BCL-3 Promotes Intracerebral Hemorrhage Progression by Increasing Blood–Brain Barrier Permeability, Inflammation, and Cell Apoptosis via Endoplasmic Reticulum Stress

Abstract

Background. Intracerebral hemorrhage (ICH) is among the common types of stroke with high mortality and morbidity. Molecular biomarker selection is crucial for ICH diagnosis and treatment. However, the identification of ICH-related biomarkers remains inadequate. Materials and Methods. In vivo and in vitro ICH models were generated and transfected with silenced B-cell lymphoma-3 (BCL-3 and siRNA BCL-3), overexpressed BCL-3, and endoplasmic reticulum stress (ERS) agonist (2-CLHA). Hematoxylin–eosin staining and transmission electron microscopy were used to observe the transfected cells. RNA sequencing was performed in vivo on the sham and ICH groups. The blood–brain barrier (BBB) permeability was evaluated by determining Evans blue dye extravasation, transendothelial electrical resistance, and paracellular permeability. Moreover, tight junction-, cell apoptosis-, and endoplasmic reticulum stress- (ERS-) related proteins were evaluated through real-time quantitative PCR, western blotting, immunohistochemistry, and TUNEL staining. The levels of inflammatory cytokines were measured through the enzyme-linked immunosorbent assay. Results.
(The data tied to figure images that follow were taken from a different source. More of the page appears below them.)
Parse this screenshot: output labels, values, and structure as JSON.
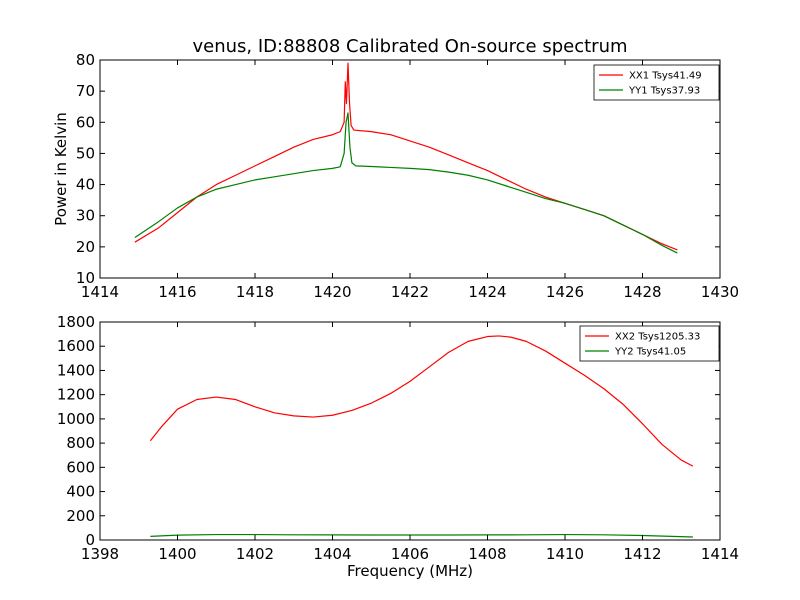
{
  "chart_data": [
    {
      "type": "line",
      "title": "venus, ID:88808 Calibrated On-source spectrum",
      "xlabel": "",
      "ylabel": "Power in Kelvin",
      "xlim": [
        1414,
        1430
      ],
      "ylim": [
        10,
        80
      ],
      "xticks": [
        "1414",
        "1416",
        "1418",
        "1420",
        "1422",
        "1424",
        "1426",
        "1428",
        "1430"
      ],
      "yticks": [
        "10",
        "20",
        "30",
        "40",
        "50",
        "60",
        "70",
        "80"
      ],
      "legend_position": "top-right",
      "series": [
        {
          "name": "XX1 Tsys41.49",
          "color": "#ff0000",
          "x": [
            1414.9,
            1415.5,
            1416.0,
            1416.5,
            1417.0,
            1417.5,
            1418.0,
            1418.5,
            1419.0,
            1419.5,
            1420.0,
            1420.2,
            1420.3,
            1420.33,
            1420.36,
            1420.4,
            1420.44,
            1420.48,
            1420.55,
            1421.0,
            1421.5,
            1422.0,
            1422.5,
            1423.0,
            1423.5,
            1424.0,
            1424.5,
            1425.0,
            1425.5,
            1426.0,
            1426.5,
            1427.0,
            1427.5,
            1428.0,
            1428.5,
            1428.9
          ],
          "y": [
            21.5,
            26,
            31,
            36,
            40,
            43,
            46,
            49,
            52,
            54.5,
            56,
            57,
            60,
            73,
            66,
            79,
            66,
            59,
            57.5,
            57,
            56,
            54,
            52,
            49.5,
            47,
            44.5,
            41.5,
            38.5,
            36,
            34,
            32,
            30,
            27,
            24,
            21,
            19
          ]
        },
        {
          "name": "YY1 Tsys37.93",
          "color": "#008000",
          "x": [
            1414.9,
            1415.5,
            1416.0,
            1416.5,
            1417.0,
            1417.5,
            1418.0,
            1418.5,
            1419.0,
            1419.5,
            1420.0,
            1420.2,
            1420.3,
            1420.35,
            1420.4,
            1420.45,
            1420.5,
            1420.6,
            1421.0,
            1421.5,
            1422.0,
            1422.5,
            1423.0,
            1423.5,
            1424.0,
            1424.5,
            1425.0,
            1425.5,
            1426.0,
            1426.5,
            1427.0,
            1427.5,
            1428.0,
            1428.5,
            1428.9
          ],
          "y": [
            23,
            28,
            32.5,
            36,
            38.5,
            40,
            41.5,
            42.5,
            43.5,
            44.5,
            45.2,
            45.7,
            50,
            60,
            63,
            52,
            47,
            46,
            45.8,
            45.5,
            45.2,
            44.8,
            44,
            43,
            41.5,
            39.5,
            37.5,
            35.5,
            34,
            32,
            30,
            27,
            24,
            20.5,
            18
          ]
        }
      ]
    },
    {
      "type": "line",
      "title": "",
      "xlabel": "Frequency (MHz)",
      "ylabel": "",
      "xlim": [
        1398,
        1414
      ],
      "ylim": [
        0,
        1800
      ],
      "xticks": [
        "1398",
        "1400",
        "1402",
        "1404",
        "1406",
        "1408",
        "1410",
        "1412",
        "1414"
      ],
      "yticks": [
        "0",
        "200",
        "400",
        "600",
        "800",
        "1000",
        "1200",
        "1400",
        "1600",
        "1800"
      ],
      "legend_position": "top-right",
      "series": [
        {
          "name": "XX2 Tsys1205.33",
          "color": "#ff0000",
          "x": [
            1399.3,
            1399.6,
            1400.0,
            1400.5,
            1401.0,
            1401.5,
            1402.0,
            1402.5,
            1403.0,
            1403.5,
            1404.0,
            1404.5,
            1405.0,
            1405.5,
            1406.0,
            1406.5,
            1407.0,
            1407.5,
            1408.0,
            1408.3,
            1408.6,
            1409.0,
            1409.5,
            1410.0,
            1410.5,
            1411.0,
            1411.5,
            1412.0,
            1412.5,
            1413.0,
            1413.3
          ],
          "y": [
            820,
            940,
            1080,
            1160,
            1180,
            1160,
            1100,
            1050,
            1025,
            1015,
            1030,
            1070,
            1130,
            1210,
            1310,
            1430,
            1550,
            1640,
            1680,
            1685,
            1675,
            1640,
            1560,
            1460,
            1360,
            1250,
            1120,
            960,
            790,
            660,
            610
          ]
        },
        {
          "name": "YY2 Tsys41.05",
          "color": "#008000",
          "x": [
            1399.3,
            1400.0,
            1401.0,
            1402.0,
            1403.0,
            1404.0,
            1405.0,
            1406.0,
            1407.0,
            1408.0,
            1409.0,
            1410.0,
            1411.0,
            1412.0,
            1413.3
          ],
          "y": [
            30,
            40,
            45,
            45,
            43,
            42,
            41,
            41,
            41,
            42,
            43,
            45,
            43,
            37,
            25
          ]
        }
      ]
    }
  ]
}
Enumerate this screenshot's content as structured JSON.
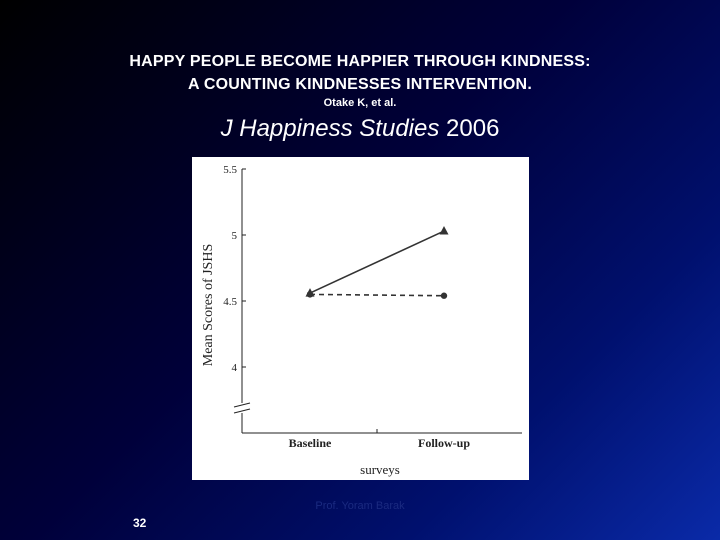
{
  "slide": {
    "title_line1_main": "HAPPY PEOPLE BECOME HAPPIER THROUGH KINDNESS",
    "title_line1_end": ":",
    "title_line2_main": "A COUNTING KINDNESSES INTERVENTION",
    "title_line2_end": ".",
    "authors": "Otake K, et al.",
    "journal_name": "J Happiness Studies",
    "journal_year": " 2006",
    "footer": "Prof. Yoram Barak",
    "page_number": "32"
  },
  "chart_data": {
    "type": "line",
    "categories": [
      "Baseline",
      "Follow-up"
    ],
    "series": [
      {
        "values": [
          4.56,
          5.03
        ],
        "style": "solid",
        "marker": "triangle",
        "color": "#333333"
      },
      {
        "values": [
          4.55,
          4.54
        ],
        "style": "dashed",
        "marker": "circle",
        "color": "#333333"
      }
    ],
    "title": "",
    "xlabel": "surveys",
    "ylabel": "Mean Scores of JSHS",
    "ylim": [
      4,
      5.5
    ],
    "yticks": [
      "4",
      "4.5",
      "5",
      "5.5"
    ],
    "axis_break": true,
    "grid": false
  }
}
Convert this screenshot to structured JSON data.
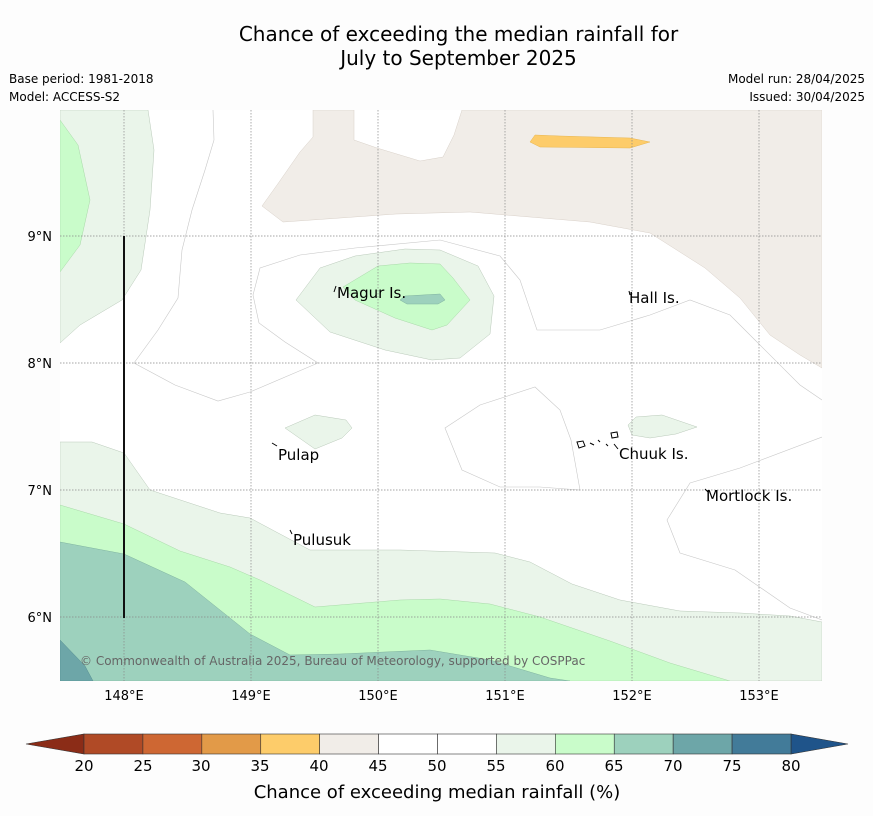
{
  "title": {
    "line1": "Chance of exceeding the median rainfall for",
    "line2": "July to September 2025"
  },
  "left_info": {
    "base_period": "Base period: 1981-2018",
    "model": "Model: ACCESS-S2"
  },
  "right_info": {
    "model_run": "Model run: 28/04/2025",
    "issued": "Issued: 30/04/2025"
  },
  "map": {
    "lat_labels": [
      "9°N",
      "8°N",
      "7°N",
      "6°N"
    ],
    "lon_labels": [
      "148°E",
      "149°E",
      "150°E",
      "151°E",
      "152°E",
      "153°E"
    ],
    "places": [
      "Magur Is.",
      "Hall Is.",
      "Pulap",
      "Chuuk Is.",
      "Mortlock Is.",
      "Pulusuk"
    ],
    "copyright": "© Commonwealth of Australia 2025, Bureau of Meteorology, supported by COSPPac"
  },
  "colorbar": {
    "ticks": [
      "20",
      "25",
      "30",
      "35",
      "40",
      "45",
      "50",
      "55",
      "60",
      "65",
      "70",
      "75",
      "80"
    ],
    "colors": [
      "#b04a26",
      "#ce6733",
      "#e29a48",
      "#fdcc6a",
      "#f1ede8",
      "#ffffff",
      "#ffffff",
      "#eaf5ea",
      "#c9fcca",
      "#9dd1bd",
      "#6da6a8",
      "#427b99"
    ],
    "under_color": "#8b2c17",
    "over_color": "#1f548a",
    "label": "Chance of exceeding median rainfall (%)"
  }
}
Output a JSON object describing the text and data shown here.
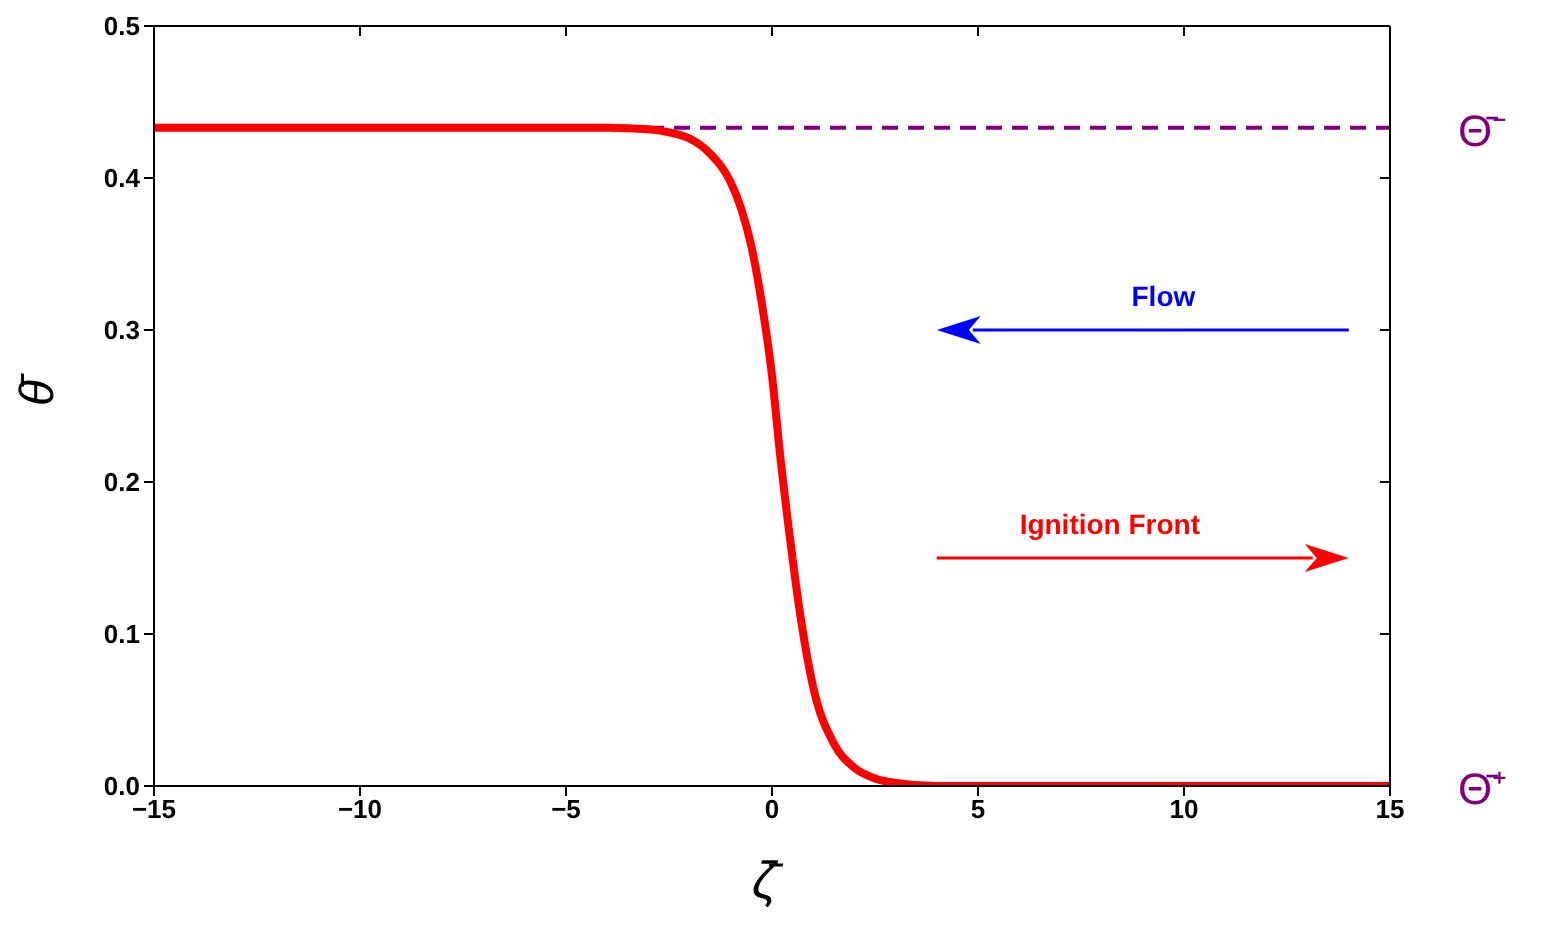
{
  "chart_data": {
    "type": "line",
    "xlabel": "ζ̄",
    "ylabel": "θ̄",
    "x": [
      -15,
      -10,
      -5,
      -4,
      -3,
      -2.5,
      -2,
      -1.5,
      -1,
      -0.75,
      -0.5,
      -0.25,
      0,
      0.2,
      0.45,
      0.7,
      1,
      1.5,
      2,
      2.5,
      3,
      4,
      5,
      10,
      15
    ],
    "series": [
      {
        "color": "#ff0000",
        "values": [
          0.433,
          0.433,
          0.433,
          0.433,
          0.432,
          0.43,
          0.426,
          0.416,
          0.397,
          0.38,
          0.355,
          0.318,
          0.27,
          0.217,
          0.16,
          0.11,
          0.065,
          0.028,
          0.012,
          0.005,
          0.002,
          0,
          0,
          0,
          0
        ]
      }
    ],
    "xlim": [
      -15,
      15
    ],
    "xticks": [
      -15,
      -10,
      -5,
      0,
      5,
      10,
      15
    ],
    "ylim": [
      0,
      0.5
    ],
    "yticks": [
      {
        "value": 0,
        "label": "0.0"
      },
      0.1,
      0.2,
      0.3,
      0.4,
      0.5
    ],
    "ref_lines": [
      {
        "axis": "y",
        "value": 0.433,
        "label": "Θ̄⁻",
        "color": "#800080",
        "line_style": "dashed"
      }
    ],
    "annotations": [
      "Flow",
      "Ignition Front",
      "Θ̄⁺"
    ],
    "marker": "none",
    "line_style": "solid"
  }
}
RNA-seq revealed that BCL-3 acts as a key player. BCL-3 promotes ICH progression by increasing BBB permeability, ERS, inflammation, and cell apoptosis. Silencing of BCL-3 slows ICH progression by reducing BBB permeability and inflammation and terminating cell apoptosis and ERS in vitro and in vivo. Conclusion. Our study identified ICH biomarkers and elucidated the role of BCL-3 in ICH for the first time.